Compared with biopsy after exposing deep layers, deep tissue biopsy using EUS-FNA allows for needle insertion after the confirmation of gastric thickening and local blood vessels, which markedly reduces the risk of bleeding and perforation. Therefore, this approach is a relatively noninvasive and effective method for tissue collection. In addition, in patients with small amounts of ascites fluid and in those with lymphadenopathy, EUS-FNA is an effective method for tumor staging. However, as advanced gastric LP presents as diffusely distributed cancer cells within fibrotic components, future studies should investigate the appropriate sites for needle insertion, the type and bore of the needle, and the number of strokes for obtaining the amount of tissue sample required for making a diagnosis.

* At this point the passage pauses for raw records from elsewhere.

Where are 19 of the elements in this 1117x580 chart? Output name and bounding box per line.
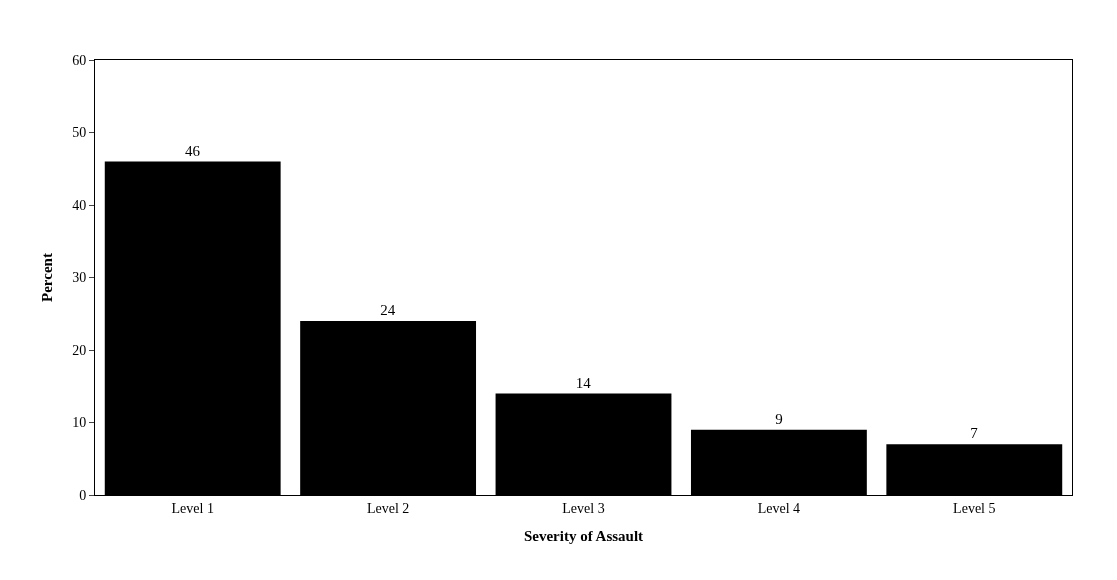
data-label: 9 — [775, 410, 783, 427]
x-tick-label: Level 3 — [562, 500, 605, 516]
data-label: 14 — [575, 374, 592, 391]
y-tick-label: 40 — [72, 197, 87, 213]
y-tick-label: 0 — [79, 487, 87, 503]
x-tick-label: Level 5 — [953, 500, 996, 516]
data-label: 24 — [380, 302, 396, 318]
x-tick-label: Level 2 — [366, 500, 410, 516]
data-label: 46 — [184, 142, 201, 159]
y-tick-label: 50 — [72, 125, 87, 141]
x-tick-label: Level 4 — [757, 500, 801, 516]
y-tick-label: 60 — [72, 52, 87, 68]
data-label: 7 — [970, 425, 979, 442]
y-axis-title: Percent — [39, 253, 56, 302]
x-tick-label: Level 1 — [171, 500, 214, 516]
x-axis-title: Severity of Assault — [523, 527, 644, 544]
y-tick-label: 10 — [72, 415, 87, 431]
y-tick-label: 30 — [72, 270, 87, 286]
y-tick-label: 20 — [72, 342, 87, 358]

Puncture needles used in EUS-FNA for making a histological diagnosis have been developed from cytological diagnostic tools. Making a cytological diagnosis alone is perceived to be insufficient by patients, and obtaining a sufficient amount of tissue sample to make a histological diagnosis by immunostaining and genetic screening has emerged as an important factor. Recently developed puncture needles have improved operability, even when large-bore needles, such as reverse-bevel side-port needles, Franseen needles, and 19 or 20 G needles, are used.[17–19] Further case studies are needed to assess the effectiveness of EUS-FNA for gastric LP and to determine the types of needle and puncture techniques, positive biopsy rates, and procedural accidents. We expect that EUS-FNA can be utilized as a relatively noninvasive, highly sensitive, and specific pathological diagnostic procedure for advanced gastric LP.
6.1 Informed consent
I explained to the patient to announce this case report and confirmed that I got consent.
We are grateful to all the clinicians involved in the management and treatment of the patients.